I know her lovestory with her fiancee. I even witnessed it, so how come that she loves me more than a bestfriend? It doesn't make sense!

"Can you please stop walking and just listen to me first?" I stared at her and slowly went beside her. I don't know what's with this girl tonight that she really made her confession a night before her wedding.

It's not awkward but I felt so uneasy. Again and again, she look at the stars above.

"You know, I hate regrets that's why I confessed tonight," she started "eversince we're in college, I already like you but I really did my very best to hide it because I know it won't work out. You're gay! I like you but I don't wanna lose you." I closed my eyes firmly. I don't know if I will get mad or what, I have so many questions with that short phrase but I chose to listen more.

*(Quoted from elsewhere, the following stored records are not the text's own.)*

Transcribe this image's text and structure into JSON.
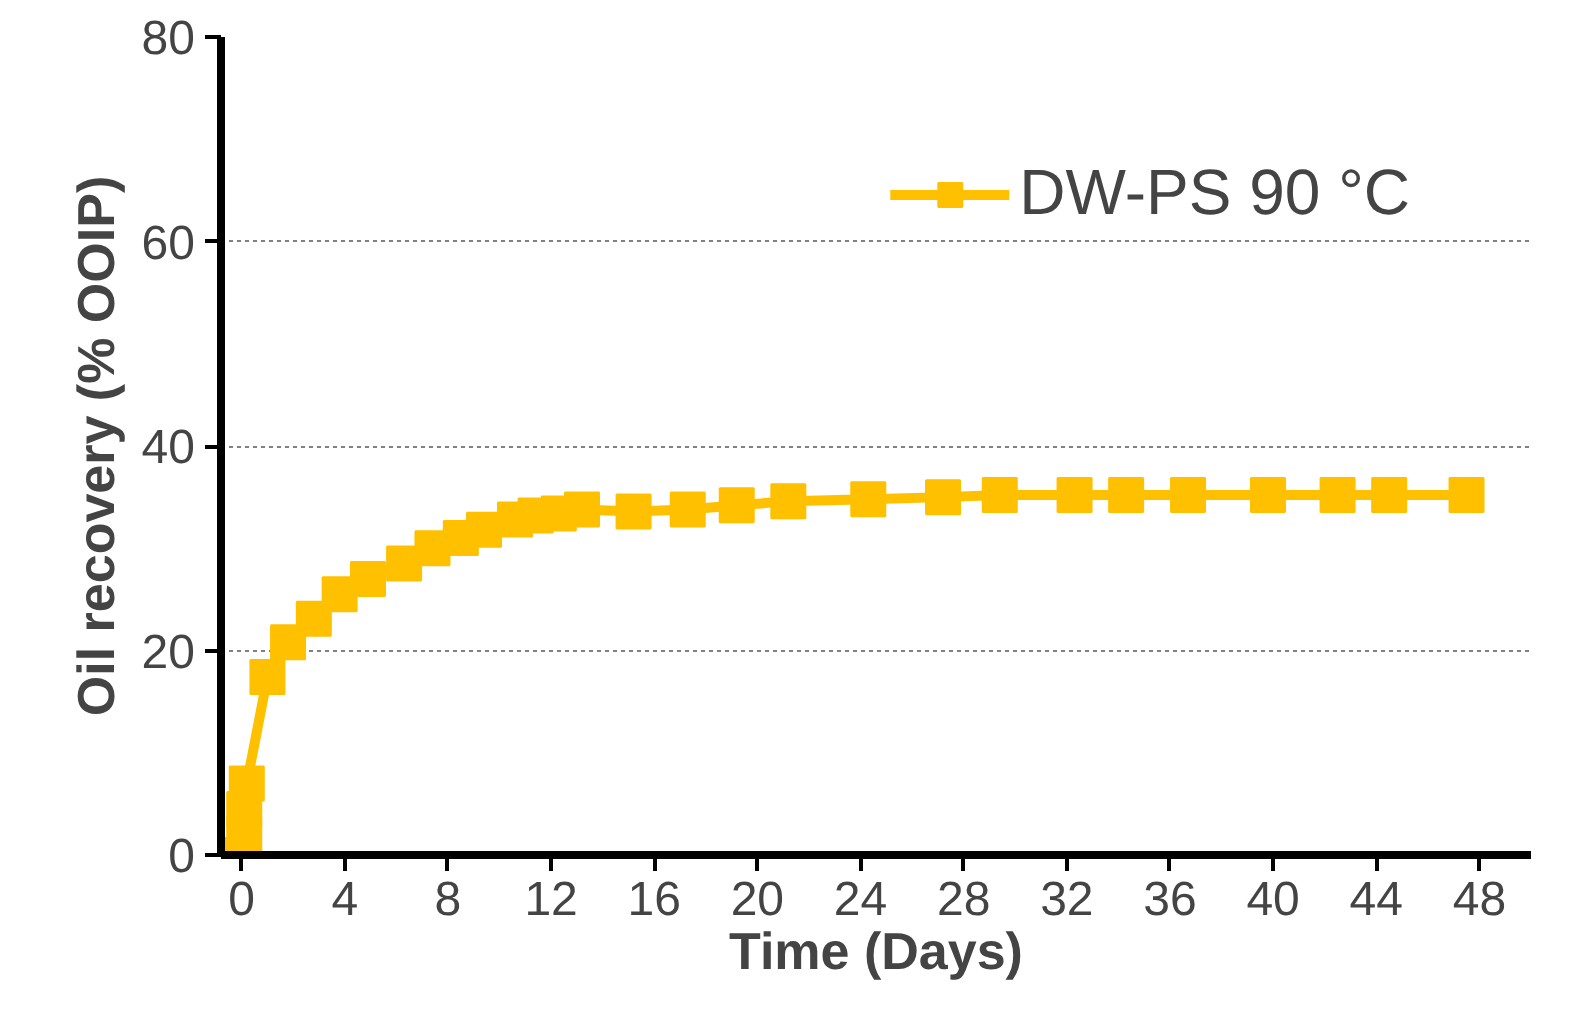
{
  "chart_data": {
    "type": "line",
    "xlabel": "Time (Days)",
    "ylabel": "Oil recovery (% OOIP)",
    "x": [
      0,
      0.1,
      0.1,
      0.2,
      1,
      1.8,
      2.8,
      3.8,
      4.9,
      6.3,
      7.4,
      8.5,
      9.4,
      10.6,
      11.4,
      12.3,
      13.2,
      15.2,
      17.3,
      19.2,
      21.2,
      24.3,
      27.2,
      29.4,
      32.3,
      34.3,
      36.7,
      39.8,
      42.5,
      44.5,
      47.5
    ],
    "series": [
      {
        "name": "DW-PS 90 °C",
        "color": "#ffc000",
        "values": [
          0,
          2,
          4.5,
          7,
          17.4,
          20.8,
          23.1,
          25.5,
          27,
          28.5,
          30,
          31,
          31.8,
          32.8,
          33.2,
          33.4,
          33.8,
          33.6,
          33.8,
          34.2,
          34.6,
          34.8,
          35,
          35.2,
          35.2,
          35.2,
          35.2,
          35.2,
          35.2,
          35.2,
          35.2
        ]
      }
    ],
    "xlim": [
      -0.8,
      50
    ],
    "ylim": [
      0,
      80
    ],
    "xticks": [
      0,
      4,
      8,
      12,
      16,
      20,
      24,
      28,
      32,
      36,
      40,
      44,
      48
    ],
    "yticks": [
      0,
      20,
      40,
      60,
      80
    ],
    "grid": "y",
    "legend": "top right",
    "marker": "square",
    "line_style": "solid"
  }
}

"Our relationship as bestfriends were good, we know each other very well, we are a great definition of being bestfriends. Maybe because you're a gay and a guy at the same time, I forgot the thought of having a lover because you were here for me. Having you beside me makes me happy that it's okay if I don't have a boyfriend, not until I met him." She smiled and I'm not surprised by it. We're now bestfriends for decades and still counting!

"I love you, but not enough to fight for it. I know there's no chance that you will like me back because you have a woman heart inside your chest so I chose to hide it. For ten years, I became so happy and contented being with you as your bestfriend. I couldn't ask for more." She said sincerely.